The health minister, Greg Hunt, responded by accusing Albanese of taking the “deeply concerning and irresponsible path” of attempting to rush the vaccine.

“The single greatest risk to the vaccine program is any concern that the vaccines have been rushed for political reasons,” he said.

January is considered the earliest possible date for full TGA approval, as Australia has opted against granting emergency approval as has occurred in the US and UK. Europe’s regulator also approved use of the vaccine this week.

Albanese told ABC News Breakfast it was a problem that the federal government was saying the TGA would make a decision on the Pfizer vaccine in January, but the rollout would not start until March.

Albanese reiterated that Labor supported the TGA being able to do its work “without interference” but it made “no sense” to delay rollout after approval was granted.

“Also there’s only been provision made for 10m doses [of the Pfizer vaccine] – quite clearly we’re going to need more than that. And so we need more vaccines, more quickly.”

The chair of the independent advisory committee on vaccines, Prof Allen Cheng, told Guardian Australia the March date “isn’t cast in stone”.

Cheng said in addition to efficacy and safety, regulation would have to ensure the quality of vaccines to prevent contamination or spoilage moving in and out of cold storage.

“There are also implementation issues – the distribution chain, training of staff who will be giving the vaccine, working out where the distribution points will be, making sure we have the safety systems in place to pick up and assess any side effects.”

Cheng said in comparison to the delivery of 18m flu vaccines, Covid-19 would require “40m or 50m doses of a vaccine as quickly as possible, where we will need to give two doses, with an uncertain supply schedule, difficult cold chain requirements, vaccines of different types and using new vaccines where we will want to monitor any side effect that occurs”.

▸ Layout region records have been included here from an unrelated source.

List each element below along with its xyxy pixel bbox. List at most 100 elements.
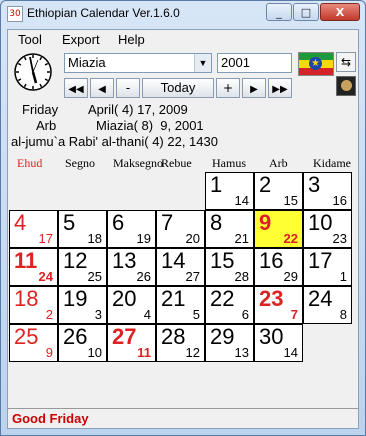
app-window: 30 Ethiopian Calendar Ver.1.6.0 _ □ X To… <box>0 0 366 436</box>
gregorian-day-number: 17 <box>38 231 53 246</box>
day-cell[interactable]: 30 14 <box>254 324 303 362</box>
day-cell[interactable]: 4 17 <box>9 210 58 248</box>
day-cell[interactable]: 17 1 <box>303 248 352 286</box>
double-left-arrow-icon: ◀◀ <box>68 84 84 95</box>
plus-button[interactable]: + <box>216 78 240 98</box>
weekday-kidame: Kidame <box>313 156 351 170</box>
maximize-button[interactable]: □ <box>293 3 319 21</box>
gregorian-weekday: Friday <box>22 102 59 117</box>
day-cell[interactable]: 22 6 <box>205 286 254 324</box>
gregorian-day-number: 10 <box>87 345 102 360</box>
month-select[interactable]: Miazia ▼ <box>64 53 212 73</box>
ethiopian-day-number: 4 <box>14 210 27 235</box>
chevron-down-icon[interactable]: ▼ <box>194 54 211 72</box>
today-button[interactable]: Today <box>142 78 214 98</box>
year-input[interactable]: 2001 <box>217 53 292 73</box>
ethiopian-day-number: 27 <box>112 324 137 349</box>
day-cell[interactable]: 25 9 <box>9 324 58 362</box>
ethiopian-day-number: 28 <box>161 324 186 349</box>
minus-button[interactable]: - <box>116 78 140 98</box>
last-button[interactable]: ▶▶ <box>268 78 292 98</box>
day-cell[interactable]: 19 3 <box>58 286 107 324</box>
ethiopian-day-number: 16 <box>259 248 284 273</box>
ethiopian-day-number: 22 <box>210 286 235 311</box>
ethiopian-day-number: 13 <box>112 248 137 273</box>
gregorian-day-number: 1 <box>339 269 347 284</box>
gregorian-day-number: 25 <box>87 269 102 284</box>
day-cell[interactable]: 1 14 <box>205 172 254 210</box>
menu-help[interactable]: Help <box>118 32 145 47</box>
gregorian-day-number: 19 <box>136 231 151 246</box>
left-arrow-icon: ◀ <box>98 84 106 95</box>
day-cell[interactable]: 27 11 <box>107 324 156 362</box>
gregorian-day-number: 14 <box>283 345 298 360</box>
day-cell[interactable]: 215 <box>254 172 303 210</box>
day-cell[interactable]: 12 25 <box>58 248 107 286</box>
menu-tool[interactable]: Tool <box>18 32 42 47</box>
day-cell[interactable]: 26 10 <box>58 324 107 362</box>
weekday-header: Ehud Segno Maksegno Rebue Hamus Arb Kidame <box>9 154 357 172</box>
day-cell[interactable]: 18 2 <box>9 286 58 324</box>
day-cell[interactable]: 21 5 <box>156 286 205 324</box>
client-area: Tool Export Help Miazia ▼ 2001 ★ ⇆ ◀◀ ◀ … <box>7 29 359 429</box>
moon-phase-icon <box>336 76 356 96</box>
menu-bar: Tool Export Help <box>8 30 358 48</box>
ethiopia-flag-icon[interactable]: ★ <box>298 52 334 76</box>
first-button[interactable]: ◀◀ <box>64 78 88 98</box>
ethiopian-day-number: 25 <box>14 324 39 349</box>
ethiopian-day-number: 29 <box>210 324 235 349</box>
ethiopian-day-number: 18 <box>14 286 39 311</box>
day-cell[interactable]: 15 28 <box>205 248 254 286</box>
gregorian-day-number: 4 <box>143 307 151 322</box>
gregorian-day-number: 24 <box>38 269 53 284</box>
ethiopian-weekday: Arb <box>36 118 57 133</box>
gregorian-day-number: 15 <box>283 193 298 208</box>
day-cell[interactable]: 3 16 <box>303 172 352 210</box>
swap-icon[interactable]: ⇆ <box>336 52 356 72</box>
gregorian-day-number: 6 <box>241 307 249 322</box>
gregorian-day-number: 26 <box>136 269 151 284</box>
day-cell[interactable]: 10 23 <box>303 210 352 248</box>
day-cell[interactable]: 29 13 <box>205 324 254 362</box>
gregorian-day-number: 5 <box>192 307 200 322</box>
day-cell[interactable]: 11 24 <box>9 248 58 286</box>
gregorian-day-number: 22 <box>283 231 298 246</box>
next-button[interactable]: ▶ <box>242 78 266 98</box>
day-cell[interactable]: 7 20 <box>156 210 205 248</box>
day-cell[interactable]: 6 19 <box>107 210 156 248</box>
day-cell[interactable]: 24 8 <box>303 286 352 324</box>
prev-button[interactable]: ◀ <box>90 78 114 98</box>
title-bar[interactable]: 30 Ethiopian Calendar Ver.1.6.0 _ □ X <box>1 1 365 27</box>
weekday-hamus: Hamus <box>212 156 246 170</box>
day-cell[interactable]: 20 4 <box>107 286 156 324</box>
day-cell[interactable]: 5 18 <box>58 210 107 248</box>
hijri-date: al-jumu`a Rabi' al-thani( 4) 22, 1430 <box>11 134 218 149</box>
gregorian-day-number: 27 <box>185 269 200 284</box>
day-cell[interactable]: 23 7 <box>254 286 303 324</box>
day-cell[interactable]: 9 22 <box>254 210 303 248</box>
minimize-button[interactable]: _ <box>266 3 292 21</box>
day-cell[interactable]: 28 12 <box>156 324 205 362</box>
weekday-rebue: Rebue <box>161 156 192 170</box>
day-cell[interactable]: 14 27 <box>156 248 205 286</box>
ethiopian-day-number: 21 <box>161 286 186 311</box>
menu-export[interactable]: Export <box>62 32 100 47</box>
window-title: Ethiopian Calendar Ver.1.6.0 <box>27 6 180 20</box>
weekday-arb: Arb <box>269 156 288 170</box>
ethiopian-day-number: 30 <box>259 324 284 349</box>
gregorian-date: April( 4) 17, 2009 <box>88 102 188 117</box>
ethiopian-day-number: 14 <box>161 248 186 273</box>
ethiopian-day-number: 1 <box>210 172 223 197</box>
day-cell[interactable]: 16 29 <box>254 248 303 286</box>
day-cell[interactable]: 8 21 <box>205 210 254 248</box>
gregorian-day-number: 16 <box>332 193 347 208</box>
day-cell[interactable]: 13 26 <box>107 248 156 286</box>
ethiopian-day-number: 7 <box>161 210 174 235</box>
gregorian-day-number: 2 <box>45 307 53 322</box>
gregorian-day-number: 21 <box>234 231 249 246</box>
ethiopian-day-number: 26 <box>63 324 88 349</box>
analog-clock-icon <box>14 53 52 91</box>
gregorian-day-number: 7 <box>290 307 298 322</box>
ethiopian-day-number: 12 <box>63 248 88 273</box>
close-button[interactable]: X <box>320 3 360 21</box>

Albanese argued Covid-19 was having an impact on people’s lives and mental health, so it was “incredibly complacent” not to accelerate the rollout.

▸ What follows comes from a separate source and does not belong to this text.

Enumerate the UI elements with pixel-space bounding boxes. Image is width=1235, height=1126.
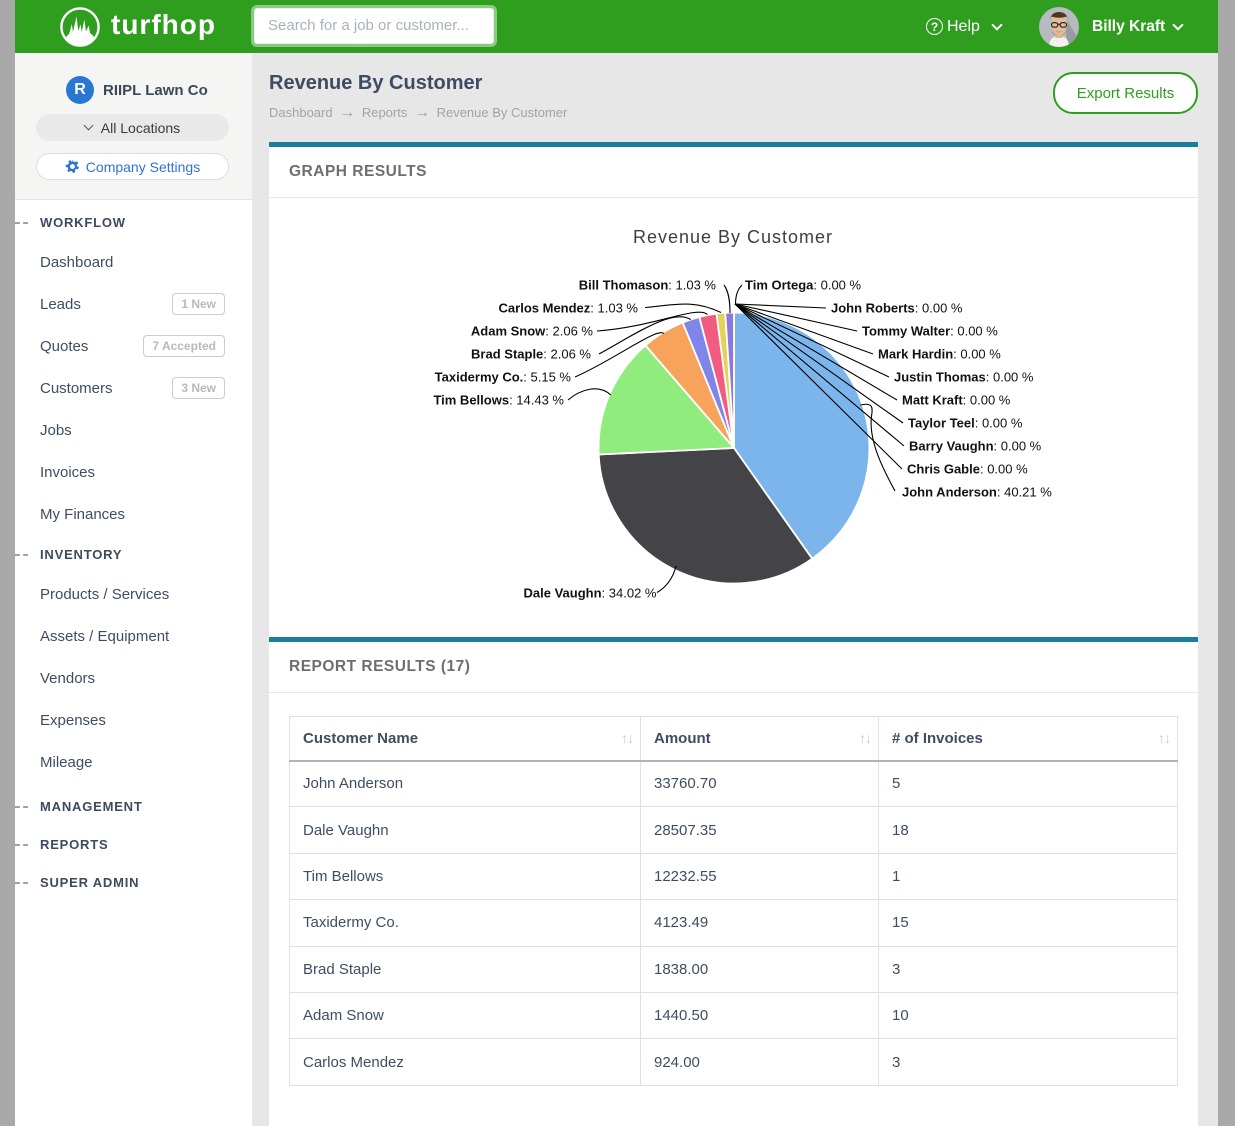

“Surely, we should be making it available as soon as possible. We had president-elect Biden take the vaccine on national TV in the United States just yesterday.”

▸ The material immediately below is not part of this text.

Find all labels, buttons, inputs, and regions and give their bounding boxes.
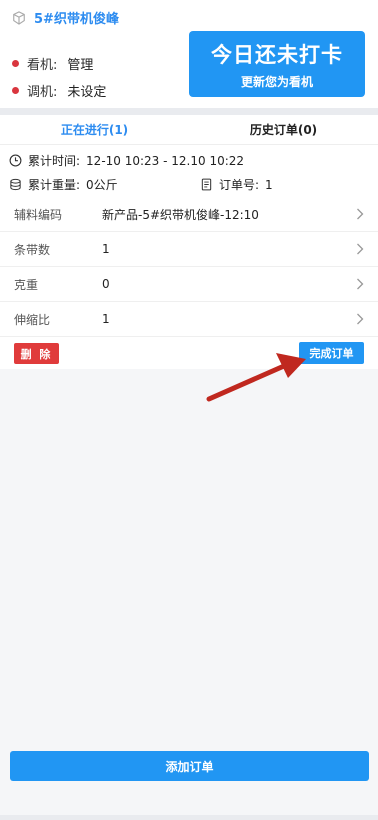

Albanese said the world’s “best practice” was to have as many vaccine deals as possible, currently six, but Australia only had three, after the University of Queensland vaccine project was shut down.

Hunt and Scott Morrison have so far held the line on accelerating the vaccine rollout, reiterating that neither the northern beaches outbreak in Sydney nor a potentially more infectious strain affecting the UK justify it.

On Monday Hunt said the threat of Covid-19 in Australia was “nowhere near serious enough to authorise a rollout of a vaccine before the full approval process is complete”.

“The one thing that we are absolutely certain about is making sure that our vaccination program is safe,” Hunt said.

“There will be enormously powerful learnings that come from the UK and the US, but for Australians, given the circumstances, we are 100% committed to a full, thorough, but rapid assessment.”

On Wednesday Albanese also indicated Labor would seek to argue it deserved to be elected because it had been “responsible” and “constructive” during the pandemic, but had a better plan to leave fewer Australians behind in the economic recovery.

Albanese said he would “absolutely” see out 2021 as Labor leader, arguing the party was competitive in the polls and ready to govern because it had “put the national interest first” rather than making “outrageous claims” and attacking the government “for its own sake”.

Despite facing internal dissent over climate policy, Albanese ended the year with a three-point rise in his personal approval (up to 43%) and a four-drop in his disapproval (down to 29%) in Guardian’s Essential poll.